Bug 1088564 - "ssh-agent" is not started on login to Plasma5-Wayland
"ssh-agent" is not started on login to Plasma5-Wayland
Status: NEW
: 1182869 (view as bug list)
Classification: openSUSE
Product: openSUSE Distribution
Classification: openSUSE
Component: KDE Workspace (Plasma)
Leap 15.4
x86-64 SUSE Other
: P3 - Medium : Normal (vote)
: ---
Assigned To: E-Mail List
E-mail List
:
Depends on:
Blocks:
  Show dependency treegraph
 
Reported: 2018-04-08 01:08 UTC by Neil Rickert
Modified: 2022-07-26 12:32 UTC (History)
9 users (show)

See Also:
Found By: ---
Services Priority:
Business Priority:
Blocker: ---
Marketing QA Status: ---
IT Deployment: ---


Attachments

Note You need to log in before you can comment on or make changes to this bug.
Description Neil Rickert 2018-04-08 01:08:03 UTC
User-Agent:       Mozilla/5.0 (X11; Linux x86_64; rv:52.0) Gecko/20100101 Firefox/52.0
Build Identifier: 

This happens in both Leap 15.0 and Tumbleweed.

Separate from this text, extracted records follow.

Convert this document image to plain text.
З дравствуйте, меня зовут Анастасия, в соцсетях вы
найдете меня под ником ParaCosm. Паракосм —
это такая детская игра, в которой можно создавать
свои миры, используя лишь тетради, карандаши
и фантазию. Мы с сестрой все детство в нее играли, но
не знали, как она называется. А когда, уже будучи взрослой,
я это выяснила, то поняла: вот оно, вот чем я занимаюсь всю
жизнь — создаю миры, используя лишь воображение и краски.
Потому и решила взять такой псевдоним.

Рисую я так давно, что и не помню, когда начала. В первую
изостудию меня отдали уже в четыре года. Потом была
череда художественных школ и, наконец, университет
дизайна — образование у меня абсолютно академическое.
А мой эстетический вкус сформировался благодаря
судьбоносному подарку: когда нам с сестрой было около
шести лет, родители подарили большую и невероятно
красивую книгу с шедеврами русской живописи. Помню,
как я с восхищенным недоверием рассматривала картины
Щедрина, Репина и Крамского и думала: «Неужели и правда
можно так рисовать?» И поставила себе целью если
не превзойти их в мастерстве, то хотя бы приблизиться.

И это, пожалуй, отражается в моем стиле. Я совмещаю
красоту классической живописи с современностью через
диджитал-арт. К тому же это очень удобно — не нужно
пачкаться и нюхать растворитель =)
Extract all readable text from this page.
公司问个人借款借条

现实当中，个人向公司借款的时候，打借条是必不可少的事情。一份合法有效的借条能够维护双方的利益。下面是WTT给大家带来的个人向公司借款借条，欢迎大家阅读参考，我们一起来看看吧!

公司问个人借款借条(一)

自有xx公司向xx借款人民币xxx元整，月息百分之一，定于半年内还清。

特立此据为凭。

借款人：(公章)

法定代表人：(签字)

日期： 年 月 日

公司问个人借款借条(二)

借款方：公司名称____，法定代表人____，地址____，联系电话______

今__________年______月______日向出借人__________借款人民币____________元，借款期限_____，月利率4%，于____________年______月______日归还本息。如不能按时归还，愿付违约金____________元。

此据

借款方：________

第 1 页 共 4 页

When I login to a Plasma5-Wayland session, "ssh-agent" is not running for the desktop session.  This happens whether I use SDDM or GDM for the login manager.

I'm aware that Plasma5-Wayland isn't really ready for prime time.  Still, it would be nice to have this fixed by the time Leap 15.0 is officially released.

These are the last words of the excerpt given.